The current type represents the coarse global default only:
data ApprovalMode
= Prompt
| AcceptEdits
| Plan
| NeverThis is not the same thing as fine-grained execution policy. Execution policy is a separate Tier-2 surface and is intentionally not modeled yet.
Djnn.Codec currently validates:
StdioMCP servers must have a command;HttpandSseMCP servers must have a URL;- duplicate environment keys on one MCP server are rejected;
- duplicate MCP server names across the whole canonical config are rejected.
Validation is accumulating, not fail-fast. A single validation run should report all independent problems it can find.
Example shape:
validate :: Canonical -> Either (NonEmpty CodecError) CanonicalThe internal Validation type is applicative and intentionally has no Monad
instance. A monadic validation would naturally short-circuit; djnn wants
configuration checks to accumulate errors for better user feedback.
The current development setup is:
GHC: 9.6.7
cabal-install: 3.14.x
HLS: 2.14.x
Cabal spec: 3.8
Recommended setup:
GHCup → installs GHC, cabal-install, and HLS
cabal → builds and manages the project
HLS → provides editor integration
Stack → not used for this project
The .cabal file currently uses:
cabal-version: 3.8This keeps the package description compatible with the HLS version used during development.
From the project root:
cabal build allRun the test suite:
cabal testThe current tests cover codec validation behavior, including accumulation of multiple independent errors.

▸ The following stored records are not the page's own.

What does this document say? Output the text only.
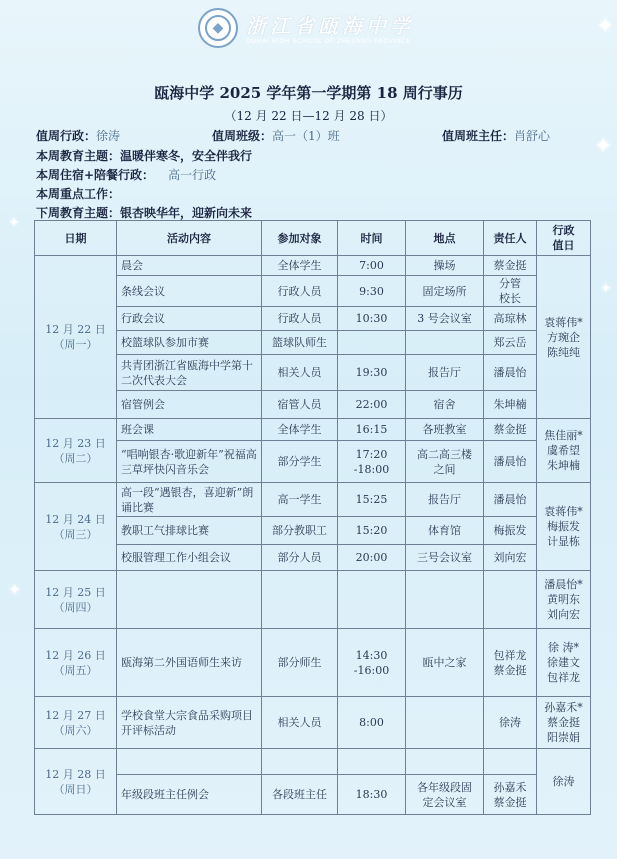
✦
✦
✦
✦
✦
◆	浙江省瓯海中学
OUHAI HIGH SCHOOL OF ZHEJIANG PROVINCE
瓯海中学 2025 学年第一学期第 18 周行事历
（12 月 22 日—12 月 28 日）
值周行政：徐涛	值周班级：高一（1）班	值周班主任：肖舒心
本周教育主题：温暖伴寒冬，安全伴我行
本周住宿+陪餐行政： 高一行政
本周重点工作：
下周教育主题：银杏映华年，迎新向未来
日期	活动内容	参加对象	时间	地点	责任人	行政
值日
12 月 22 日
（周一）	晨会	全体学生	7:00	操场	蔡金挺	袁蒋伟*
方琬企
陈纯纯
	条线会议	行政人员	9:30	固定场所	分管
校长	
	行政会议	行政人员	10:30	3 号会议室	高琼林	
	校篮球队参加市赛	篮球队师生			郑云岳	
	共青团浙江省瓯海中学第十二次代表大会	相关人员	19:30	报告厅	潘晨怡	
	宿管例会	宿管人员	22:00	宿舍	朱坤楠	
12 月 23 日
（周二）	班会课	全体学生	16:15	各班教室	蔡金挺	焦佳丽*
虞希望
朱坤楠
	“唱响银杏·歌迎新年”祝福高三草坪快闪音乐会	部分学生	17:20
-18:00	高二高三楼
之间	潘晨怡	
12 月 24 日
（周三）	高一段“遇银杏，喜迎新”朗诵比赛	高一学生	15:25	报告厅	潘晨怡	袁蒋伟*
梅振发
计显栋
	教职工气排球比赛	部分教职工	15:20	体育馆	梅振发	
	校服管理工作小组会议	部分人员	20:00	三号会议室	刘向宏	
12 月 25 日
（周四）						潘晨怡*
黄明东
刘向宏
12 月 26 日
（周五）	瓯海第二外国语师生来访	部分师生	14:30
-16:00	瓯中之家	包祥龙
蔡金挺	徐 涛*
徐建文
包祥龙
12 月 27 日
（周六）	学校食堂大宗食品采购项目开评标活动	相关人员	8:00		徐涛	孙嘉禾*
蔡金挺
阳崇娟
12 月 28 日
（周日）						徐涛
	年级段班主任例会	各段班主任	18:30	各年级段固
定会议室	孙嘉禾
蔡金挺	
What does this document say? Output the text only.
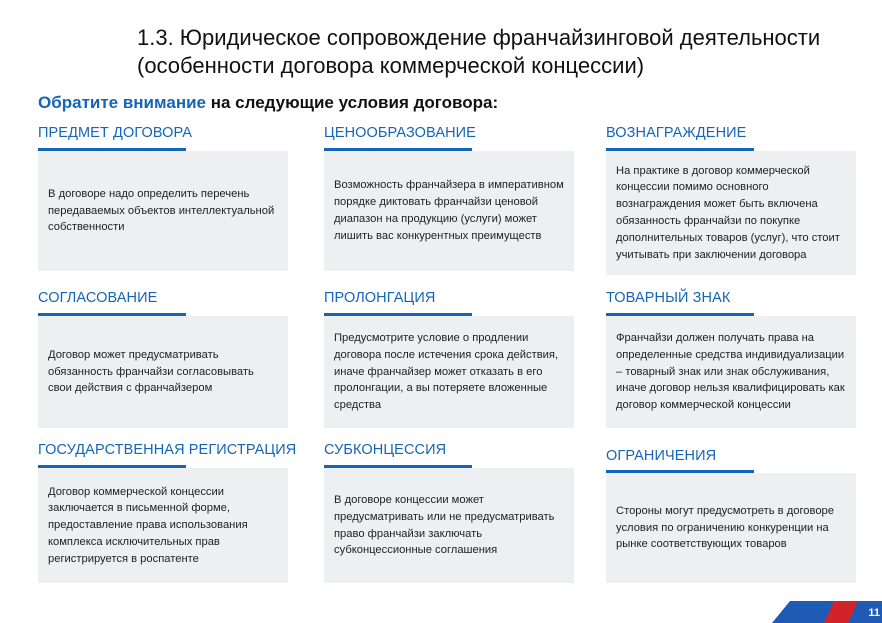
1.3. Юридическое сопровождение франчайзинговой деятельности (особенности договора коммерческой концессии)
Обратите внимание на следующие условия договора:
ПРЕДМЕТ ДОГОВОРА
В договоре надо определить перечень передаваемых объектов интеллектуальной собственности
ЦЕНООБРАЗОВАНИЕ
Возможность франчайзера в императивном порядке диктовать франчайзи ценовой диапазон на продукцию (услуги) может лишить вас конкурентных преимуществ
ВОЗНАГРАЖДЕНИЕ
На практике в договор коммерческой концессии помимо основного вознаграждения может быть включена обязанность франчайзи по покупке дополнительных товаров (услуг), что стоит учитывать при заключении договора
СОГЛАСОВАНИЕ
Договор может предусматривать обязанность франчайзи согласовывать свои действия с франчайзером
ПРОЛОНГАЦИЯ
Предусмотрите условие о продлении договора после истечения срока действия, иначе франчайзер может отказать в его пролонгации, а вы потеряете вложенные средства
ТОВАРНЫЙ ЗНАК
Франчайзи должен получать права на определенные средства индивидуализации – товарный знак или знак обслуживания, иначе договор нельзя квалифицировать как договор коммерческой концессии
ГОСУДАРСТВЕННАЯ РЕГИСТРАЦИЯ
Договор коммерческой концессии заключается в письменной форме, предоставление права использования комплекса исключительных прав регистрируется в роспатенте
СУБКОНЦЕССИЯ
В договоре концессии может предусматривать или не предусматривать право франчайзи заключать субконцессионные соглашения
ОГРАНИЧЕНИЯ
Стороны могут предусмотреть в договоре условия по ограничению конкуренции на рынке соответствующих товаров
11
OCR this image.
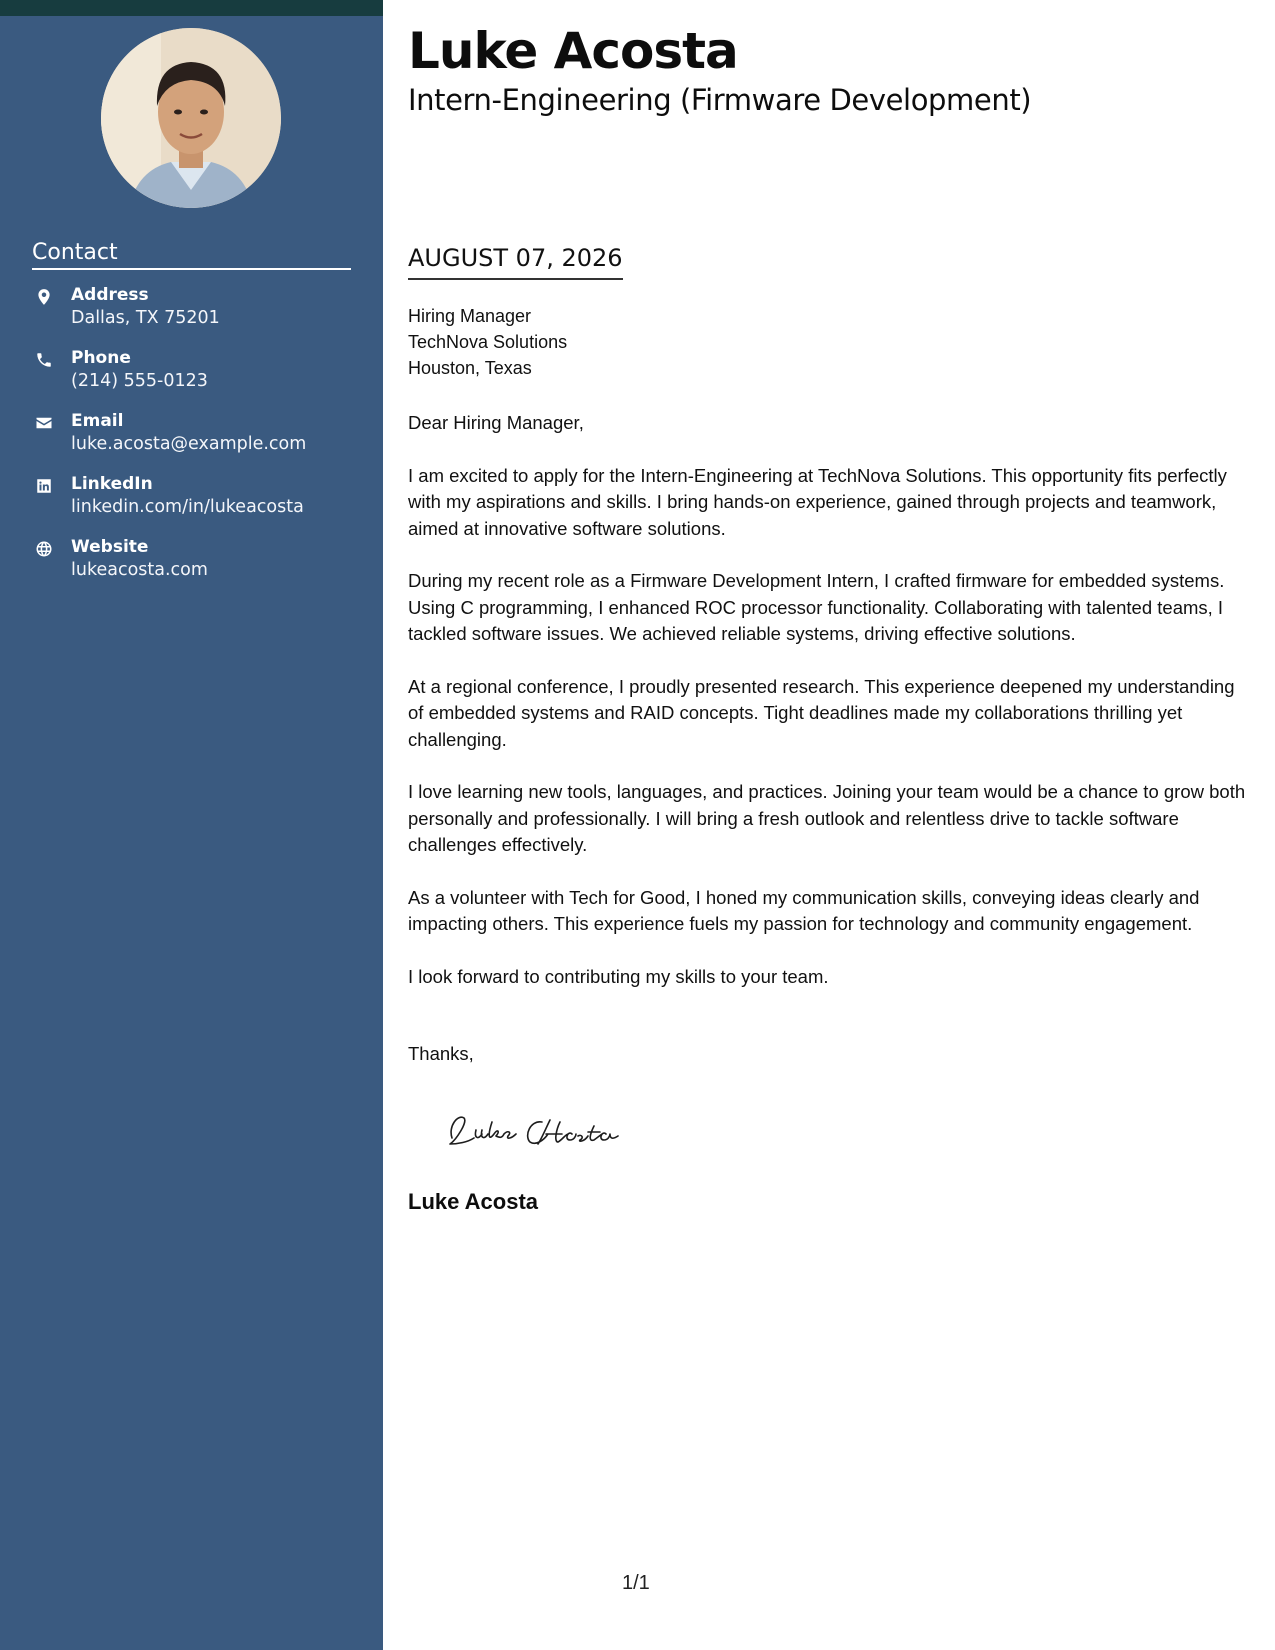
Contact
Address
Dallas, TX 75201
Phone
(214) 555-0123
Email
luke.acosta@example.com
LinkedIn
linkedin.com/in/lukeacosta
Website
lukeacosta.com
Luke Acosta
Intern-Engineering (Firmware Development)
AUGUST 07, 2026
Hiring Manager
TechNova Solutions
Houston, Texas

Dear Hiring Manager,

I am excited to apply for the Intern-Engineering at TechNova Solutions. This opportunity fits perfectly with my aspirations and skills. I bring hands-on experience, gained through projects and teamwork, aimed at innovative software solutions.

During my recent role as a Firmware Development Intern, I crafted firmware for embedded systems. Using C programming, I enhanced ROC processor functionality. Collaborating with talented teams, I tackled software issues. We achieved reliable systems, driving effective solutions.

At a regional conference, I proudly presented research. This experience deepened my understanding of embedded systems and RAID concepts. Tight deadlines made my collaborations thrilling yet challenging.

I love learning new tools, languages, and practices. Joining your team would be a chance to grow both personally and professionally. I will bring a fresh outlook and relentless drive to tackle software challenges effectively.

As a volunteer with Tech for Good, I honed my communication skills, conveying ideas clearly and impacting others. This experience fuels my passion for technology and community engagement.

I look forward to contributing my skills to your team.

Thanks,
Luke Acosta
1/1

Build Haddock documentation:
cabal haddockThis is useful when changing constructor documentation or exported module comments.
The executable command surface exists, but the commands are not implemented yet:
cabal run djnn -- init
cabal run djnn -- generate
cabal run djnn -- checkCurrent output is a placeholder:
djnn init: not yet implemented
The intended future behavior is:
djnn init create an initial authored config
djnn check decode and validate config without writing generated files
djnn generate decode, validate, and generate runtime-specific files
Current intended structure:
djnn/
├── app/
│ └── Main.hs
├── docs/
│ └── ROADMAP.md
├── src/
│ └── Djnn/
│ ├── Schema/
│ │ ├── Approval.hs
│ │ ├── Hook.hs
│ │ ├── MCP.hs
│ │ └── Policy.hs
│ ├── Canonical.hs
│ └── Codec.hs
├── test/
│ └── Main.hs
├── .gitignore
├── CHANGELOG.md
├── CONTRIBUTING.md
├── djnn.cabal
├── LICENSE
└── README.md
Check docs/ROADMAP.md for the engineering plan.
The high-level order is:
- canonical schema baseline;
- validation codec;
- authored config decoder;
- runtime generators;
- implemented CLI;
- conformance fixtures and compatibility matrix.